I marvel at you, BOTR. Maybe your training as a lawyer has made you incapable of giving a simple answer to a question or assertion. Or perhaps you are simply in too big a hurry to make your own statements without reading others' words. In any case, I challenged your statement that those of us who lived in the American South during the Civil Rights era should have been so paralyzed by fear that it would have taken insanity not to have felt anythng else. I gave you examples of why this was not true from my own family history to contradict your statement. Your reply was to talk about your work and acquaintances as well as life in Newark, New Jersey. None of that is relevant to my point.
Please read carefully before responding because you do yourself a disservice otherwise. Your latest reply only underscores this. You failed to address my original point. Instead, you went off on a tangent, talking about your reading and how this has made you an expert. I pointed to the actual lives of friends and family to say that murder, mayhem, intimidation and unjust law did not stop us.

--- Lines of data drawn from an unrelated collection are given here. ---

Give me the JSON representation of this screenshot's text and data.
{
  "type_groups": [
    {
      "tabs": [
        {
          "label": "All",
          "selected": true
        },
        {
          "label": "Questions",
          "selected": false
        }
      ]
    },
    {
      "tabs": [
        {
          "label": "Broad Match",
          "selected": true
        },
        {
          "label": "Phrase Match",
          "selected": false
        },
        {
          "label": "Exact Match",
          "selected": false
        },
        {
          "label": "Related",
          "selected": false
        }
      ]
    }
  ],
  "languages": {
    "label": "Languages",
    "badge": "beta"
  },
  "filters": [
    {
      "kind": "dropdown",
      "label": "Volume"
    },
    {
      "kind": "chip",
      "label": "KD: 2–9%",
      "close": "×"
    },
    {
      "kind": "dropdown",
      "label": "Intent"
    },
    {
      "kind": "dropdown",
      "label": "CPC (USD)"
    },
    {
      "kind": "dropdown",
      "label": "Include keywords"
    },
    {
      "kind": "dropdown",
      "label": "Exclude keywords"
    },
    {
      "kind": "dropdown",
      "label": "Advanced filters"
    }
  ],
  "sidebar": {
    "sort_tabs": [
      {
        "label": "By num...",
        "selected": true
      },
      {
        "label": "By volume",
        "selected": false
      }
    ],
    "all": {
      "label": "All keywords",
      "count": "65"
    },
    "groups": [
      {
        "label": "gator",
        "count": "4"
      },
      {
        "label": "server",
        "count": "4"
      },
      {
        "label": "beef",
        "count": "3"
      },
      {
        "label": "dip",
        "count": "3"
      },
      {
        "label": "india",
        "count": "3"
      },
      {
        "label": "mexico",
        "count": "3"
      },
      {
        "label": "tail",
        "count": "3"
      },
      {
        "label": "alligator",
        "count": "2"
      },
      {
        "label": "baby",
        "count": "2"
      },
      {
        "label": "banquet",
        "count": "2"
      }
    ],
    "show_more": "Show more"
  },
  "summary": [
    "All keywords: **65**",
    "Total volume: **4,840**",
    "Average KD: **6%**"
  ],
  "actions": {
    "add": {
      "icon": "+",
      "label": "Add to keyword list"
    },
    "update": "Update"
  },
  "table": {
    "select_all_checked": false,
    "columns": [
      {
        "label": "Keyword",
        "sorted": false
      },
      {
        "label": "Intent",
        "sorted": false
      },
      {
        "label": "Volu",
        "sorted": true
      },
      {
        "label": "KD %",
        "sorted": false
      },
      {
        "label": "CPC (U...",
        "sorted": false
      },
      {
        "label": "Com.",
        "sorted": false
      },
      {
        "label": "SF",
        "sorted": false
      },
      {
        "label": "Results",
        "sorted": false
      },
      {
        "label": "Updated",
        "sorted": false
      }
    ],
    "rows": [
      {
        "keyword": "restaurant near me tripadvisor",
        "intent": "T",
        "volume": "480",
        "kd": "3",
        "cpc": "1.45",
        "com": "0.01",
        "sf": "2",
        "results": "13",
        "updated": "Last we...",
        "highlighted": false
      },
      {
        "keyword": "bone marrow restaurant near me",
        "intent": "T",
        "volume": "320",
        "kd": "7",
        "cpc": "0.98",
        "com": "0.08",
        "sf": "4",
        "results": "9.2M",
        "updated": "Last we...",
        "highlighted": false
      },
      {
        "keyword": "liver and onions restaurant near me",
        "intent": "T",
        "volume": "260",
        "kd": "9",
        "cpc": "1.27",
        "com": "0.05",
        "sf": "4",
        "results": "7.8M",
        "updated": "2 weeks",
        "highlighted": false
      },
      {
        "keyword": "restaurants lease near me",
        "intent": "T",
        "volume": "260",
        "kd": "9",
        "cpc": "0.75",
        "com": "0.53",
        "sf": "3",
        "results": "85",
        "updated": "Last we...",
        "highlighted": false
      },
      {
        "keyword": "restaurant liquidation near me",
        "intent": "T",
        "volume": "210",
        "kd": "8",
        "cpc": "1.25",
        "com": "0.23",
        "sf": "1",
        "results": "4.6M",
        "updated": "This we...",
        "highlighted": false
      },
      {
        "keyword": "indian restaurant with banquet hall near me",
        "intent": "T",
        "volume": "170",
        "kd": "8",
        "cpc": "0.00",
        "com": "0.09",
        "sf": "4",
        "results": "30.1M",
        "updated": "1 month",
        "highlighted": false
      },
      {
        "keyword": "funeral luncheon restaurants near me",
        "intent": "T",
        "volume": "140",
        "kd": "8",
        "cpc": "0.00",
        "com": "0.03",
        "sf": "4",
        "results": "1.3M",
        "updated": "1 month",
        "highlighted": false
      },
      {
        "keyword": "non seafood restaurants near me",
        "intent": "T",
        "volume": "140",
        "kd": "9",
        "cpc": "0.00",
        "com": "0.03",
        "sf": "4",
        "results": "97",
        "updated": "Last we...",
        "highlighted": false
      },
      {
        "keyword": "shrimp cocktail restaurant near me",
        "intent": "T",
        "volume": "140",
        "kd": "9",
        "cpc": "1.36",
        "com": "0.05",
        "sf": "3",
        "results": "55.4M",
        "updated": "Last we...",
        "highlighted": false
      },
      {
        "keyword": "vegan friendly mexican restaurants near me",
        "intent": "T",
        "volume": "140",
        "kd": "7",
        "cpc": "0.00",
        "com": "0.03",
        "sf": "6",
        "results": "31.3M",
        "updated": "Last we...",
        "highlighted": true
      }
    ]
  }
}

I would say thst our experience outweighs your reading by a long, long way.
The song "We Shall Overcome" has lyrics which state, "We are not afraid." We certainly weren't. To have felt no fear didn't mean we were "crazy" as you asserted in your first post on this thread. It meant we had the courage of our convictions and weren't going to be intimidated, willing even to face death if necessary because we believed our cause was just. And that was the entire point I wanted to make and which you seemingly failed to grasp.